Kitsch has rarely spoken about the much-maligned second season of HBO’s True Detective, in which he portrayed closeted highway officer and ex-military man Paul Woodrugh. He acknowledges that the 2015 season was far from perfect though his experience was “really, really positive” (“Obviously, it’s not the best case that people didn’t react to it that way,” Kitsch says). While it may seem, from the outside at least, to have been a contributing factor in the long gap between TV projects, Kitsch assures that wasn’t the case. “I remember watching season one [of True Detective] -- I haven’t told anyone this -- and sitting in bed and I was like, ‘If I could f**king get on a show like that…,” he remembers. “You’re allowed to let go a lot easier when you understand you put everything you could that you had control over that you felt you knocked out. You can walk away a lot easier.”
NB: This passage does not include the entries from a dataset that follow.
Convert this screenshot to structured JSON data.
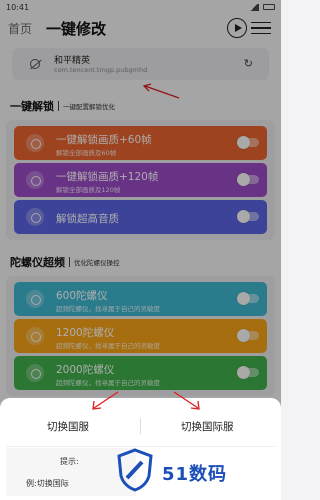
{
  "status_bar": {
    "time": "10:41"
  },
  "header": {
    "home_label": "首页",
    "title": "一键修改",
    "icons": [
      "play-circle-icon",
      "menu-icon"
    ]
  },
  "target_app": {
    "name": "和平精英",
    "package": "com.tencent.tmgp.pubgmhd",
    "icon": "eye-off-icon",
    "refresh_icon": "refresh-icon"
  },
  "unlock_section": {
    "heading": "一键解锁",
    "subtitle": "一键配置解锁优化",
    "items": [
      {
        "title": "一键解锁画质+60帧",
        "desc": "解锁全部画质及60帧",
        "color": "#e8632f",
        "enabled": false
      },
      {
        "title": "一键解锁画质+120帧",
        "desc": "解锁全部画质及120帧",
        "color": "#9a4ac4",
        "enabled": false
      },
      {
        "title": "解锁超高音质",
        "desc": "",
        "color": "#5b63e0",
        "enabled": false
      }
    ]
  },
  "gyro_section": {
    "heading": "陀螺仪超频",
    "subtitle": "优化陀螺仪操控",
    "items": [
      {
        "title": "600陀螺仪",
        "desc": "超频陀螺仪，找寻属于自己的灵敏度",
        "color": "#3fb7cf",
        "enabled": false
      },
      {
        "title": "1200陀螺仪",
        "desc": "超频陀螺仪，找寻属于自己的灵敏度",
        "color": "#f5a216",
        "enabled": false
      },
      {
        "title": "2000陀螺仪",
        "desc": "超频陀螺仪，找寻属于自己的灵敏度",
        "color": "#3fae4a",
        "enabled": false
      }
    ]
  },
  "bottom_sheet": {
    "option_domestic": "切换国服",
    "option_international": "切换国际服",
    "tip_label": "提示:",
    "tip_text": "例:切换国际"
  },
  "watermark": {
    "text": "51数码"
  }
}
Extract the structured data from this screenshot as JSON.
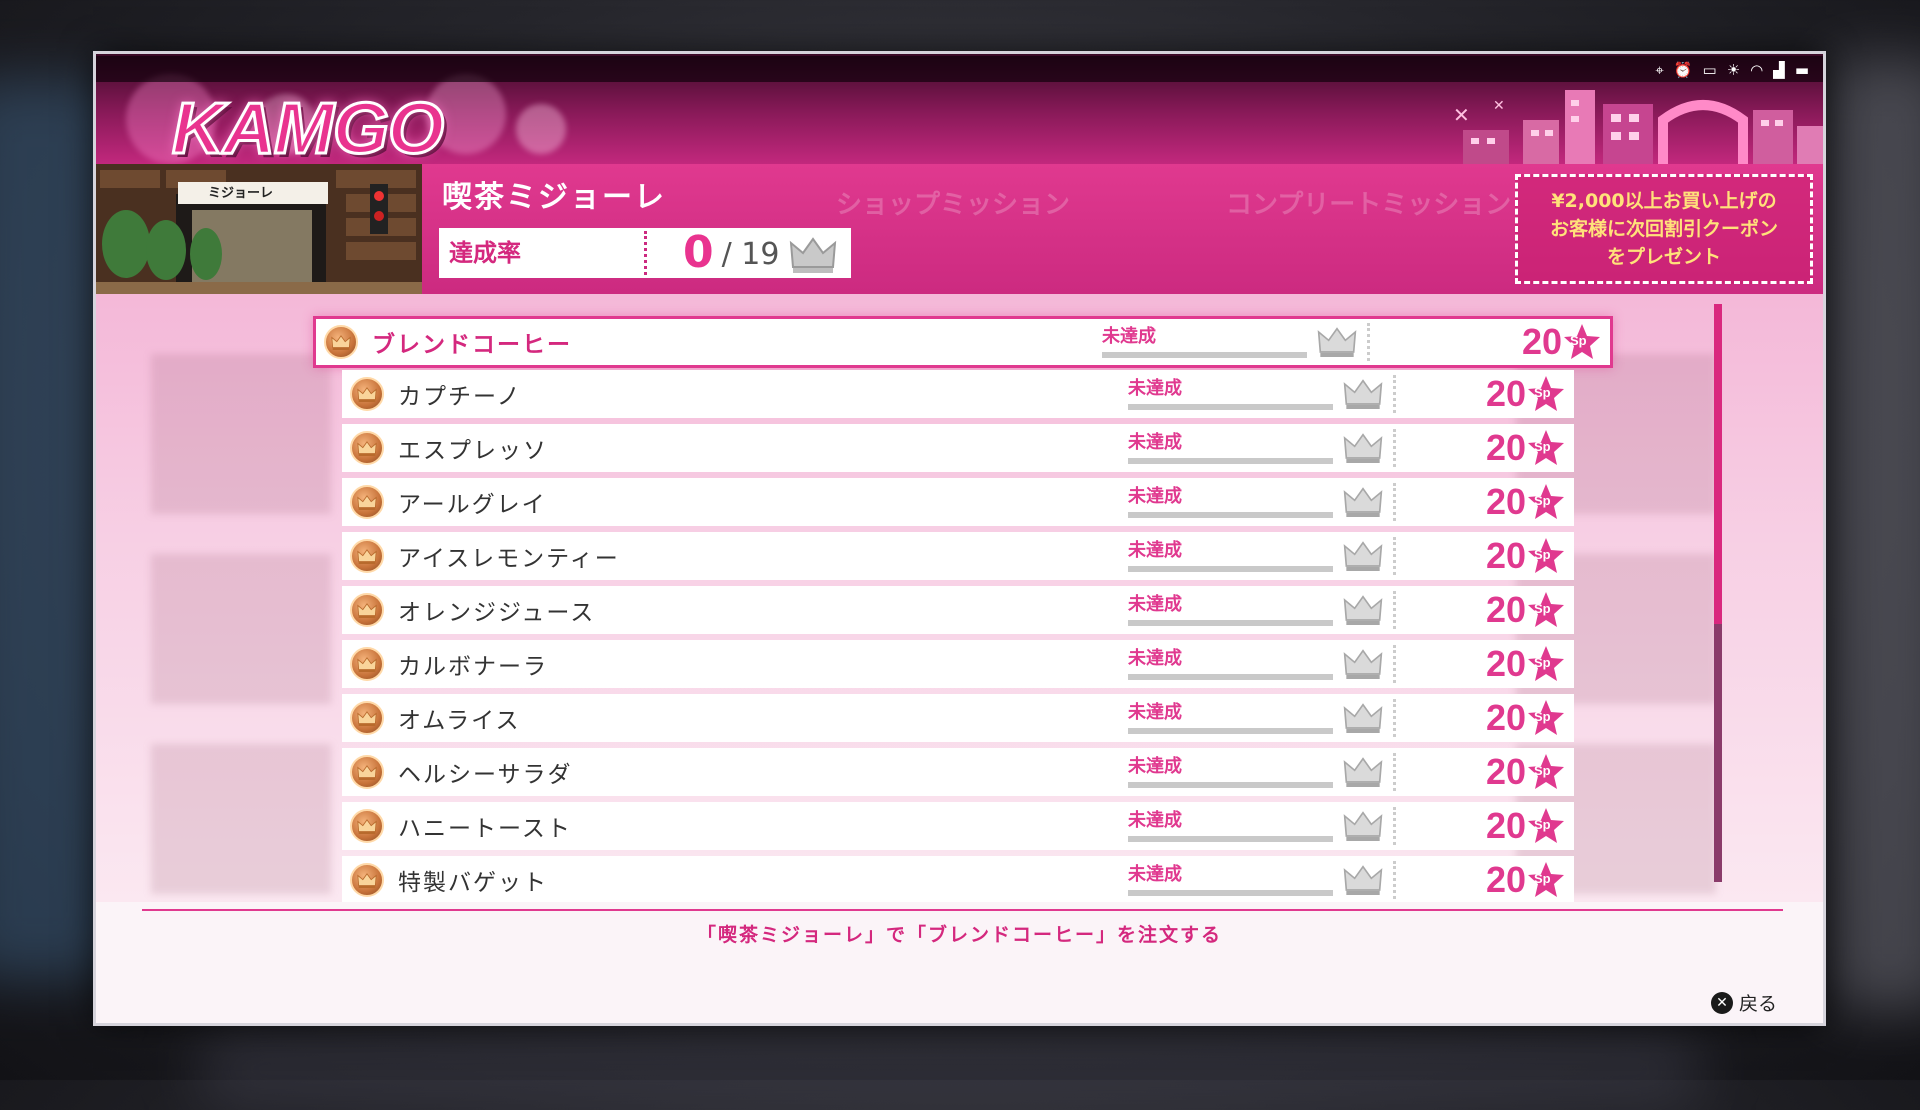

Kitsch still keeps in touch with creator Nic Pizzolatto (“I’d go work with Nic tomorrow”) and he’s looking forward to the third installment with Oscar winner Mahershala Ali (“They got an amazing cast”). There’s an ounce of disappointment in his voice when he eventually evaluates what went wrong. “Season one was incredible and I think it’ll go down as all-time, and that says a lot because there is some amazing stuff in the last 30 years. I think the bar was crazy high, which I have no problem swinging for, but there were some constraints in the timing of it,” Kitsch says. “Sometimes you’re on a movie or you’re in a relationship and the magic just isn’t there, or you are in one and everything just seems to play out the right way. I’m sure I could speak for the other leads in it -- man, we were all proud to be there. Everyone came beyond prepared -- you have to when you’re working with Nic -- and we swung.”
Next for Kitsch is a tale that has stayed in his brain for the past several years, like an earworm that just won’t leave his head. Titled Pieces, Kitsch plans to write, direct, star and produce the feature film based on his 2014 short about three guys who grew up in the worst part of town with a sudden opportunity to change their kids’ and families’ lives. “It’s a bit savage-y. It’s a bit Western-y. It’s a grimy movie. Everything f**king goes crazy,” Kitsch says with a glint of excitement piercing through his deep green eyes.
He’s never done anything this intensive before, executing his own idea from page to screen. Could this be Kitsch’s next chapter in his career? “We’ll see how this goes,” he says with an anxious laugh. Asked if he’s nervous about jumping into something so deeply personal that will truly be his, Kitsch didn’t mince words: “You should be. Hopefully, I’m nervous about my next job too. It’s a story that won’t leave me. I want to do this and I want to do it my way.”